Most people earn money the same way their parents did. If your parents worked for someone else in a 9-to-5 job, there’s a pretty good chance you do, too. But that doesn’t mean you’re confined to that path in life. By learning a few new skills, you can start your own business and change the way you think about what it means to earn a living.
Forbes contributor Mary Mazzio, a chronicler of business innovators’ success stories, believes that entrepreneurship can be taught from a young age. Whether it’s through a lemonade stand or a teenage tech venture, earning money gives kids a sense of autonomy. According to Mazzio, this empowerment can be particularly helpful for at-risk youth.
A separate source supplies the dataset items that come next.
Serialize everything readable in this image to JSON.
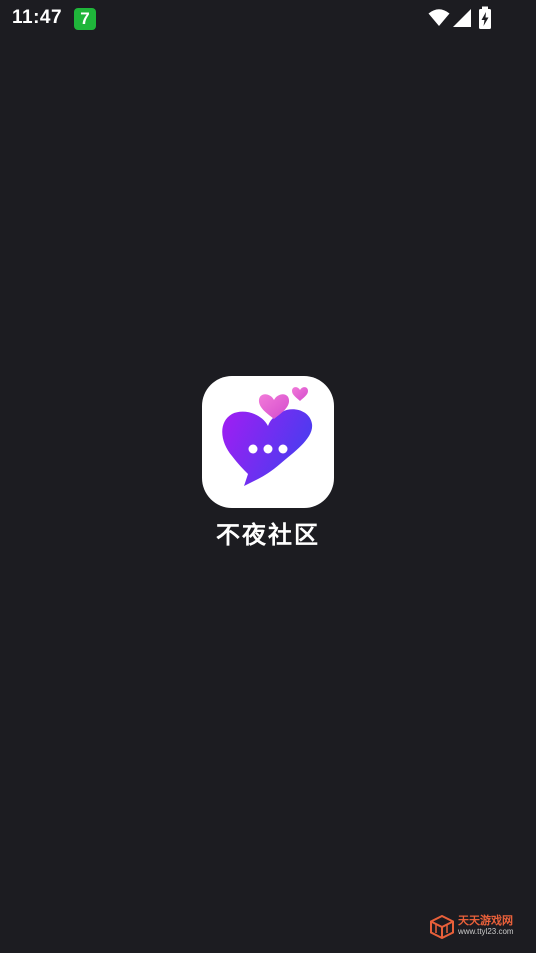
{
  "status_bar": {
    "time": "11:47",
    "notification_badge": "7",
    "icons": [
      "wifi-icon",
      "signal-icon",
      "battery-charging-icon"
    ]
  },
  "splash": {
    "app_icon": "heart-chat-logo-icon",
    "app_name": "不夜社区"
  },
  "watermark": {
    "logo_icon": "cube-logo-icon",
    "name": "天天游戏网",
    "url": "www.ttyl23.com"
  },
  "colors": {
    "background": "#1c1c21",
    "badge": "#1fb53a",
    "logo_gradient_start": "#a21df2",
    "logo_gradient_end": "#4b3cf0",
    "hearts": "#e25fd2",
    "watermark": "#e9603a"
  }
}
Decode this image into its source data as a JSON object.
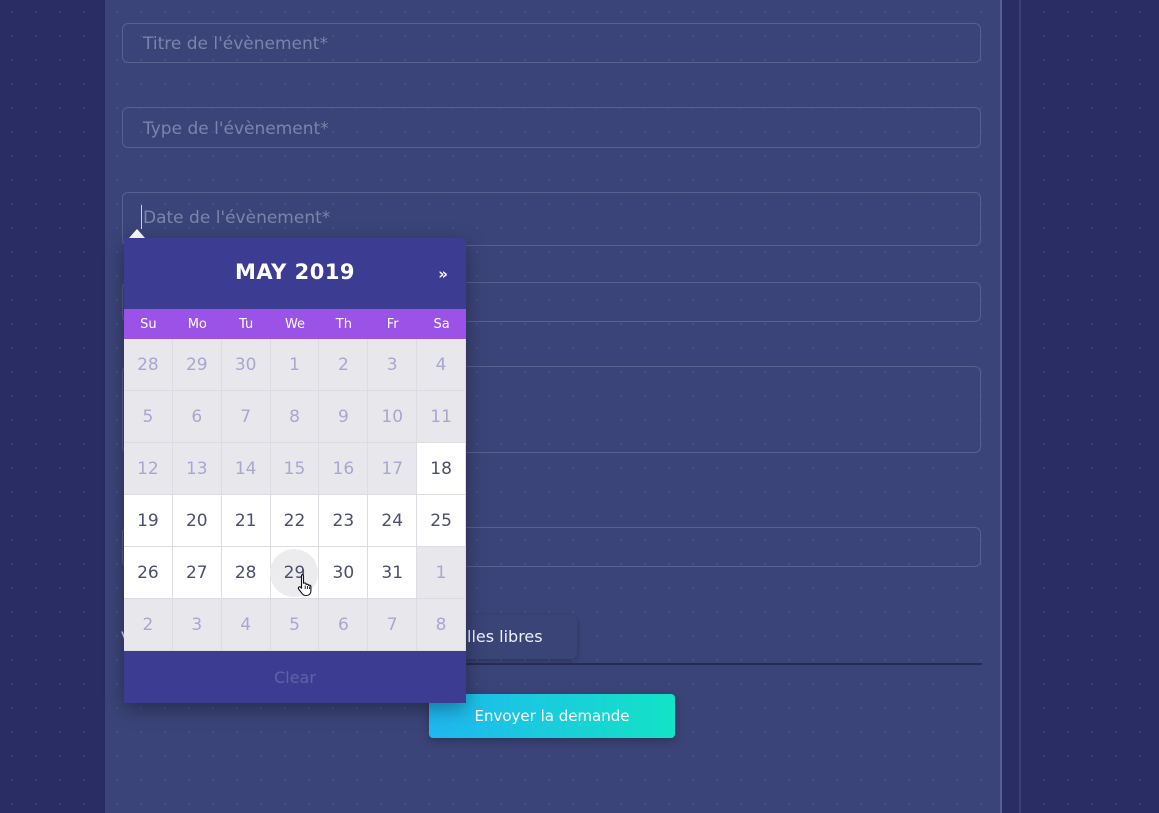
{
  "form": {
    "title_placeholder": "Titre de l'évènement*",
    "type_placeholder": "Type de l'évènement*",
    "date_placeholder": "Date de l'évènement*",
    "free_rooms_label": "lles libres",
    "left_tick": "V",
    "submit_label": "Envoyer la demande"
  },
  "datepicker": {
    "title": "MAY 2019",
    "next_label": "»",
    "clear_label": "Clear",
    "weekdays": [
      "Su",
      "Mo",
      "Tu",
      "We",
      "Th",
      "Fr",
      "Sa"
    ],
    "weeks": [
      [
        "28",
        "29",
        "30",
        "1",
        "2",
        "3",
        "4"
      ],
      [
        "5",
        "6",
        "7",
        "8",
        "9",
        "10",
        "11"
      ],
      [
        "12",
        "13",
        "14",
        "15",
        "16",
        "17",
        "18"
      ],
      [
        "19",
        "20",
        "21",
        "22",
        "23",
        "24",
        "25"
      ],
      [
        "26",
        "27",
        "28",
        "29",
        "30",
        "31",
        "1"
      ],
      [
        "2",
        "3",
        "4",
        "5",
        "6",
        "7",
        "8"
      ]
    ],
    "hovered_day": "29"
  },
  "colors": {
    "picker_header": "#3c3d92",
    "weekday_bar": "#9b52e6",
    "submit_gradient_start": "#1fb7f0",
    "submit_gradient_end": "#13e3c6"
  }
}
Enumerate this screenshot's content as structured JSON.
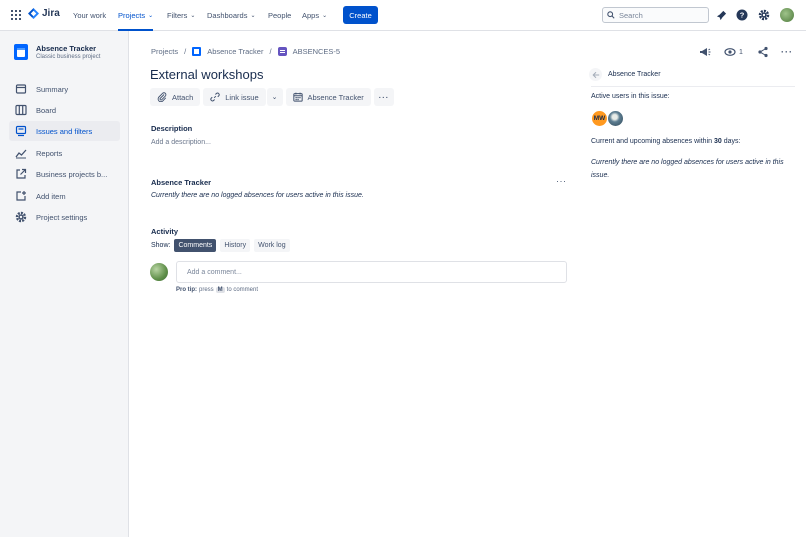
{
  "topnav": {
    "logo_text": "Jira",
    "items": [
      {
        "label": "Your work",
        "has_chevron": false,
        "active": false
      },
      {
        "label": "Projects",
        "has_chevron": true,
        "active": true
      },
      {
        "label": "Filters",
        "has_chevron": true,
        "active": false
      },
      {
        "label": "Dashboards",
        "has_chevron": true,
        "active": false
      },
      {
        "label": "People",
        "has_chevron": false,
        "active": false
      },
      {
        "label": "Apps",
        "has_chevron": true,
        "active": false
      }
    ],
    "create_label": "Create",
    "search_placeholder": "Search",
    "accent_color": "#0052cc"
  },
  "sidebar": {
    "project_name": "Absence Tracker",
    "project_type": "Classic business project",
    "items": [
      {
        "label": "Summary",
        "icon": "summary-icon",
        "active": false
      },
      {
        "label": "Board",
        "icon": "board-icon",
        "active": false
      },
      {
        "label": "Issues and filters",
        "icon": "issues-icon",
        "active": true
      },
      {
        "label": "Reports",
        "icon": "reports-icon",
        "active": false
      },
      {
        "label": "Business projects b...",
        "icon": "external-link-icon",
        "active": false
      },
      {
        "label": "Add item",
        "icon": "add-item-icon",
        "active": false
      },
      {
        "label": "Project settings",
        "icon": "gear-icon",
        "active": false
      }
    ]
  },
  "breadcrumb": {
    "projects": "Projects",
    "project": "Absence Tracker",
    "issue_key": "ABSENCES-5"
  },
  "issue": {
    "title": "External workshops",
    "watchers_count": "1"
  },
  "toolbar": {
    "attach": "Attach",
    "link_issue": "Link issue",
    "absence_tracker": "Absence Tracker"
  },
  "description": {
    "label": "Description",
    "placeholder": "Add a description..."
  },
  "absence_section": {
    "label": "Absence Tracker",
    "text": "Currently there are no logged absences for users active in this issue."
  },
  "activity": {
    "label": "Activity",
    "show_label": "Show:",
    "tabs": [
      "Comments",
      "History",
      "Work log"
    ],
    "selected_tab": "Comments",
    "comment_placeholder": "Add a comment...",
    "pro_tip_label": "Pro tip:",
    "pro_tip_press": "press",
    "pro_tip_key": "M",
    "pro_tip_suffix": "to comment"
  },
  "panel": {
    "title": "Absence Tracker",
    "active_users_label": "Active users in this issue:",
    "avatar_initials": "MW",
    "upcoming_prefix": "Current and upcoming absences within",
    "upcoming_days": "30",
    "upcoming_suffix": "days:",
    "none_text": "Currently there are no logged absences for users active in this issue."
  }
}
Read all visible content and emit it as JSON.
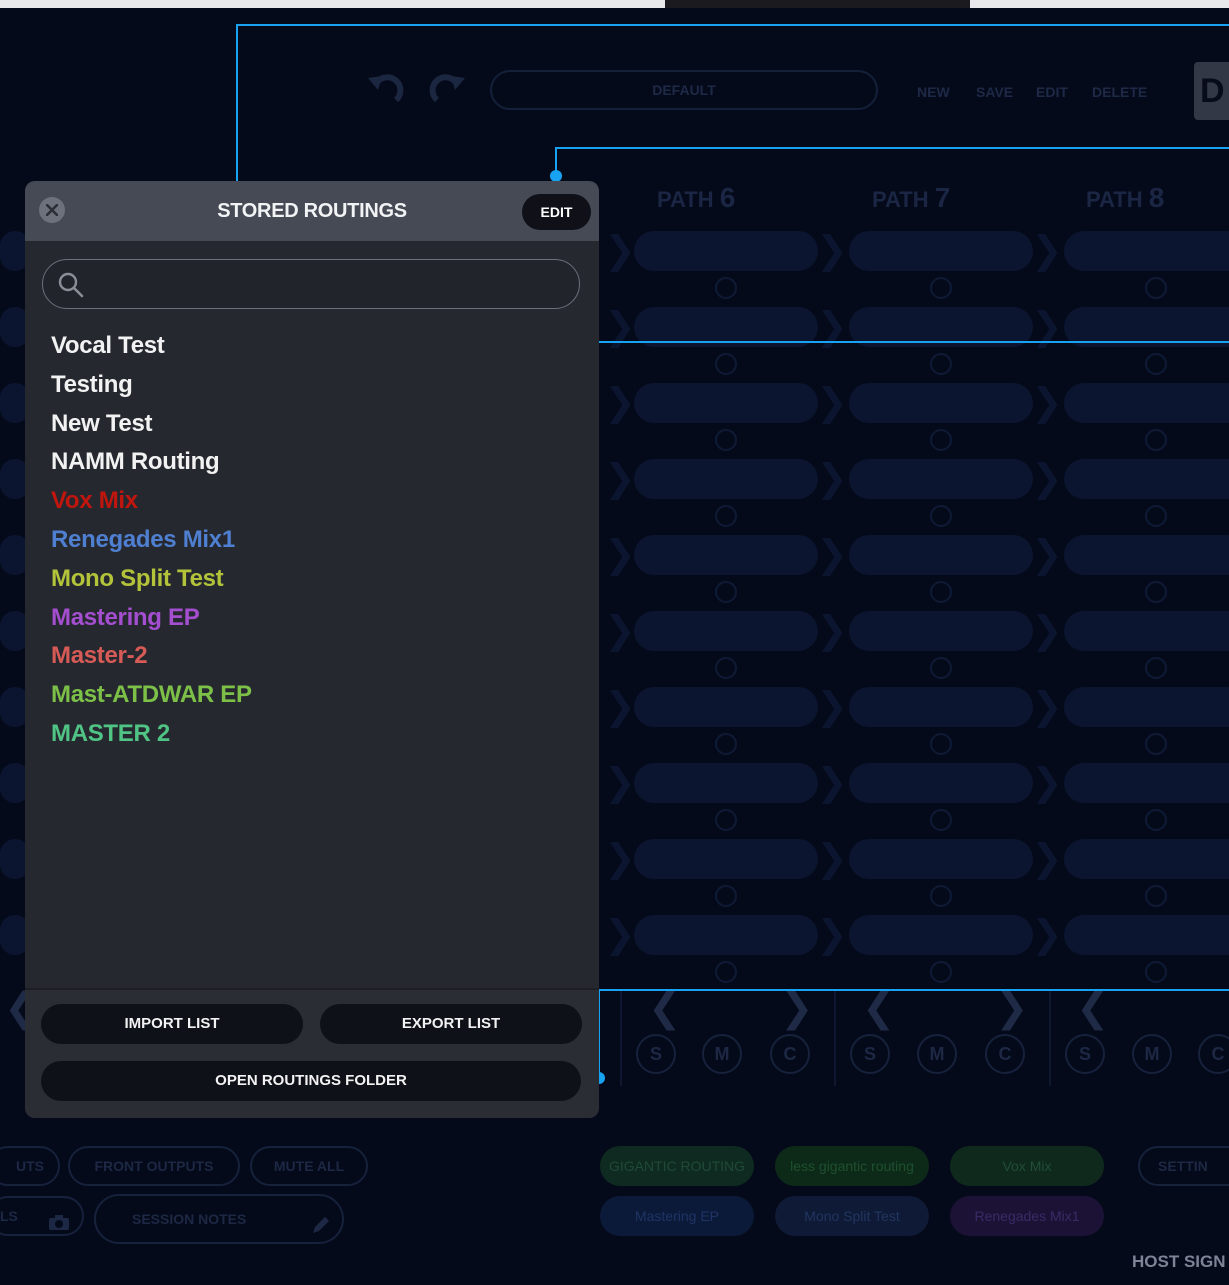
{
  "app": {
    "preset_name": "DEFAULT",
    "top_actions": [
      "NEW",
      "SAVE",
      "EDIT",
      "DELETE"
    ],
    "badge": "D",
    "path_label": "PATH",
    "paths": [
      "6",
      "7",
      "8"
    ],
    "smc": [
      "S",
      "M",
      "C"
    ],
    "bottom_left": {
      "outputs_partial": "UTS",
      "front_outputs": "FRONT OUTPUTS",
      "mute_all": "MUTE ALL",
      "ls_partial": "LS",
      "session_notes": "SESSION NOTES"
    },
    "quick_routings": [
      {
        "label": "GIGANTIC ROUTING",
        "bg": "#0f2a20",
        "color": "#1f4a38"
      },
      {
        "label": "less gigantic routing",
        "bg": "#0d2a18",
        "color": "#1e5030"
      },
      {
        "label": "Vox Mix",
        "bg": "#0f2a1c",
        "color": "#214d36"
      },
      {
        "label": "Mastering EP",
        "bg": "#0c1a3a",
        "color": "#1e3464"
      },
      {
        "label": "Mono Split Test",
        "bg": "#0e1a36",
        "color": "#223560"
      },
      {
        "label": "Renegades Mix1",
        "bg": "#1c1236",
        "color": "#3a2a66"
      }
    ],
    "settings_partial": "SETTIN",
    "host_signal": "HOST SIGN"
  },
  "modal": {
    "title": "STORED ROUTINGS",
    "edit_label": "EDIT",
    "search_placeholder": "",
    "routings": [
      {
        "name": "Vocal Test",
        "color": "#f2f2f2"
      },
      {
        "name": "Testing",
        "color": "#f2f2f2"
      },
      {
        "name": "New Test",
        "color": "#f2f2f2"
      },
      {
        "name": "NAMM Routing",
        "color": "#f2f2f2"
      },
      {
        "name": "Vox Mix",
        "color": "#c0160e"
      },
      {
        "name": "Renegades Mix1",
        "color": "#4f7fd0"
      },
      {
        "name": "Mono Split Test",
        "color": "#b3c43a"
      },
      {
        "name": "Mastering EP",
        "color": "#a44ed0"
      },
      {
        "name": "Master-2",
        "color": "#d65a56"
      },
      {
        "name": "Mast-ATDWAR EP",
        "color": "#7cc048"
      },
      {
        "name": "MASTER 2",
        "color": "#4fc484"
      }
    ],
    "import_label": "IMPORT LIST",
    "export_label": "EXPORT LIST",
    "open_folder_label": "OPEN ROUTINGS FOLDER"
  },
  "accent_color": "#17a2f2"
}
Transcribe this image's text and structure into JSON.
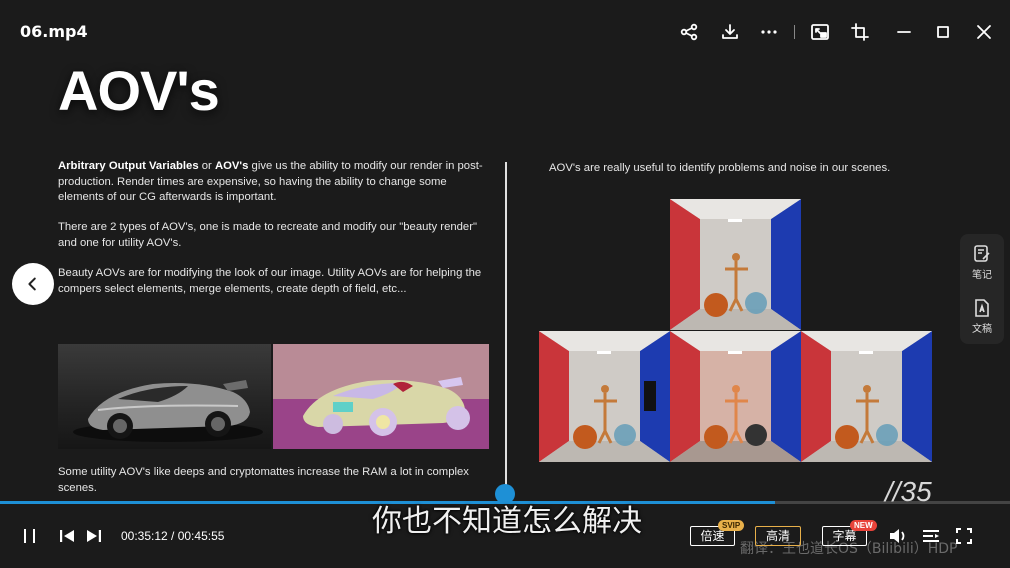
{
  "window": {
    "title": "06.mp4"
  },
  "slide": {
    "title": "AOV's",
    "para1_bold1": "Arbitrary Output Variables",
    "para1_or": " or ",
    "para1_bold2": "AOV's",
    "para1_rest": " give us the ability to modify our render in post-production. Render times are expensive, so having the ability to change some elements of our CG afterwards is important.",
    "para2": "There are 2 types of AOV's, one is made to recreate and modify our \"beauty render\" and one for utility AOV's.",
    "para3": "Beauty AOVs are for modifying the look of our image. Utility AOVs are for helping the compers select elements, merge elements, create depth of field, etc...",
    "para4": "Some utility AOV's like deeps and cryptomattes increase the RAM a lot in complex scenes.",
    "right_text": "AOV's are really useful to identify problems and noise in our scenes.",
    "slide_number": "//35"
  },
  "side_panel": {
    "notes_label": "笔记",
    "doc_label": "文稿"
  },
  "subtitle": "你也不知道怎么解决",
  "watermark": "翻译：王也道长OS（Bilibili）HDP",
  "player": {
    "current_time": "00:35:12",
    "total_time": "00:45:55",
    "time_display": "00:35:12 / 00:45:55",
    "progress": 0.767,
    "speed_label": "倍速",
    "speed_badge": "SVIP",
    "quality_label": "高清",
    "subtitle_label": "字幕",
    "subtitle_badge": "NEW"
  },
  "colors": {
    "accent": "#1e90d6",
    "quality_border": "#e8b04a",
    "svip_badge": "#e8b04a",
    "new_badge": "#e8433a"
  },
  "icons": [
    "share-icon",
    "download-icon",
    "more-icon",
    "picture-in-picture-icon",
    "crop-icon",
    "minimize-icon",
    "maximize-icon",
    "close-icon",
    "chevron-left-icon",
    "note-icon",
    "document-icon",
    "pause-icon",
    "previous-icon",
    "next-icon",
    "volume-icon",
    "playlist-icon",
    "fullscreen-icon"
  ]
}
It doesn’t matter if you had a troubled childhood or if you were born with a silver spoon in your mouth; owning your own business can be a positive experience. It gives you the independence to create your own hours, make your own decisions, and choose the people you want to work with. It’s also a great way to earn extra cash. And if your company takes off, it could become your sole source of income.
That’s not to say, however, that being an entrepreneur is a get-rich-quick scheme. It requires hard work and patience, but it also allows you to pursue your passions and do what you love — something nearly everyone wants out of life.
3 Key Entrepreneurial Traits
“There are almost 28 million small businesses in the US and over 22 million are self employed with no additional payroll or employees (these are called nonemployers). Approximately 543,000 new businesses get started each month.” (Source: Forbes) Countless people start their own businesses each year.
Here are three traits successful entrepreneurs generally develop:
Building a business isn’t a 9-to-5 undertaking. The “entrepreneurial job” will stay with you from sunrise to sunset, so you must be willing to put in the necessary time. Strong time-management skills are also paramount. You need to manage your time wisely and prioritize tasks that bring in customers and sales.
Coss Marte grew up surrounded by drug dealers and violence. By age 13, he began dealing. While serving a five-year prison sentence for drug charges, he was told he was dangerously overweight and only had five years to live. Rather than succumb to this reality, Marte used the doctor’s words to fuel a life transformation.
While working a day job at a nonprofit community organization, Marte formed Coss Athletics, a personal training business. He started with three nights a week of “prison style” boot camp classes in January and earned more than $11,000 in revenue and $7,000 in profit in five months.
Entrepreneurs don’t shy away from rejection and failure. To be successful, be prepared to bounce back from failure. When one solution doesn’t work, find another. A great entrepreneur can define problems and create new solutions simultaneously.